My question is similar to the questions
For $g(x) = 1/x$, determine the antiderivative, and determine its definite integral.
Except I want to use complex-valued variables and functions.
First, I hypothesize the most parsimonious auxilary function possible that might work. My intuition says to use overlay a Dirac delta distribution on top of the reciprocal function. Maybe the following?
By $A \subset \mathbb{C}$, I denote a set defined by $\left\{x + i 0 \in \mathbb{C} \mid x \leq 0 \right\}$. By $g : ? \to ?$ I denote an auxiliary function that I define as $$g(x,y) = \begin{cases} i\delta_{x+iy}(A) &~\text{for}~ x+iy \in A; \text{and} \\ \frac{1}{x+iy} &~\text{otherwise}. \end{cases}$$
Questions:
(1) Does $g(x,y)$ have an antiderivative?

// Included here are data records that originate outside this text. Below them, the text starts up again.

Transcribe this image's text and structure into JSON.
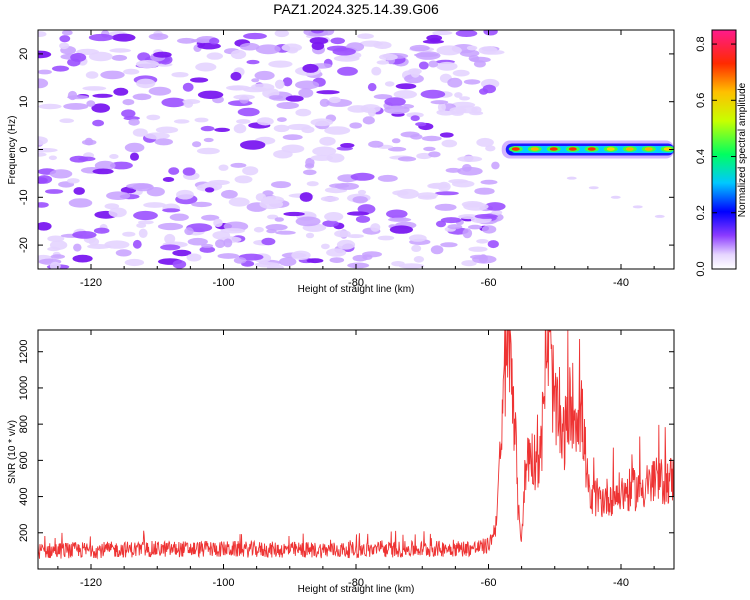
{
  "chart_data": [
    {
      "type": "heatmap",
      "title": "PAZ1.2024.325.14.39.G06",
      "xlabel": "Height of straight line (km)",
      "ylabel": "Frequency (Hz)",
      "xlim": [
        -128,
        -32
      ],
      "ylim": [
        -25,
        25
      ],
      "x_ticks": [
        -120,
        -100,
        -80,
        -60,
        -40
      ],
      "y_ticks": [
        -20,
        -10,
        0,
        10,
        20
      ],
      "colorbar": {
        "label": "Normalized spectral amplitude",
        "range": [
          0,
          0.85
        ],
        "ticks": [
          0.0,
          0.2,
          0.4,
          0.6,
          0.8
        ],
        "colormap": "white-purple-blue-cyan-green-yellow-orange-red-magenta"
      },
      "regions": [
        {
          "x_range": [
            -128,
            -58
          ],
          "freq_range": [
            -25,
            25
          ],
          "amplitude_range": [
            0.0,
            0.15
          ],
          "pattern": "scattered noise"
        },
        {
          "x_range": [
            -58,
            -32
          ],
          "freq_center": 0,
          "freq_width": 2,
          "amplitude_range": [
            0.2,
            0.8
          ],
          "pattern": "narrow band at 0 Hz"
        }
      ]
    },
    {
      "type": "line",
      "xlabel": "Height of straight line (km)",
      "ylabel": "SNR (10 * v/v)",
      "xlim": [
        -128,
        -32
      ],
      "ylim": [
        0,
        1320
      ],
      "x_ticks": [
        -120,
        -100,
        -80,
        -60,
        -40
      ],
      "y_ticks": [
        200,
        400,
        600,
        800,
        1000,
        1200
      ],
      "color": "#ee3333",
      "x": [
        -128,
        -120,
        -110,
        -100,
        -90,
        -80,
        -70,
        -62,
        -60,
        -59,
        -58,
        -57.5,
        -57,
        -56.5,
        -56,
        -55.5,
        -55,
        -54.5,
        -54,
        -53,
        -52,
        -51.5,
        -51,
        -50.5,
        -50,
        -49,
        -48,
        -47.5,
        -47,
        -46.5,
        -46,
        -45.5,
        -45,
        -44.5,
        -44,
        -43,
        -42,
        -40,
        -38,
        -36,
        -34,
        -32
      ],
      "values": [
        100,
        105,
        110,
        110,
        105,
        105,
        110,
        115,
        130,
        220,
        700,
        1100,
        1250,
        1150,
        800,
        300,
        180,
        500,
        650,
        600,
        650,
        1150,
        1270,
        1100,
        900,
        700,
        800,
        950,
        850,
        900,
        850,
        700,
        450,
        350,
        400,
        380,
        400,
        420,
        440,
        460,
        480,
        500
      ]
    }
  ]
}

(2) What is its antiderivative?
(3) Is the definite integral zero around any closed path?
In the pticture below, I give a closed path. The path integral should equal zero taken along the path.

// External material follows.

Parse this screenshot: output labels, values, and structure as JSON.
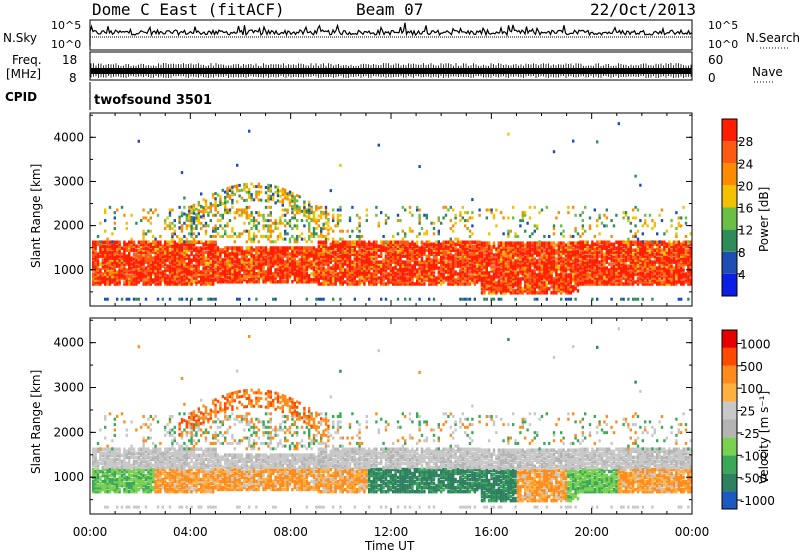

DISCLAIMER: Since OP edited his original question, changing it completely, the following post doesn’t seem to answer the question anymore.
A complex function $g:\Omega \to \mathbb{C}$ ($\Omega \subseteq \mathbb{C}$ open) has an antiderivative iff $\oint_\gamma g(z)\ \text{d} z = 0$ for any closed path $\gamma$ contained in $\Omega$. Your $g$ does not satisfy this assumption in $\Omega = \mathbb{C} \setminus \{ 0\}$, therefore it fails to have an antiderivative.
On the other hand, your $g$ possesses a multi-valued antiderivative, namely $G(z) = \log z = \ln |z| + \imath\ \operatorname{arg} z$ (here $\ln$ stands for the real natural logarithm): in fact, each single-valued branch $\phi$ of $G$ is holomorphic and satisfies $\phi^\prime (z) = \frac{1}{z} = g(z)$ for each $z$ in its domain.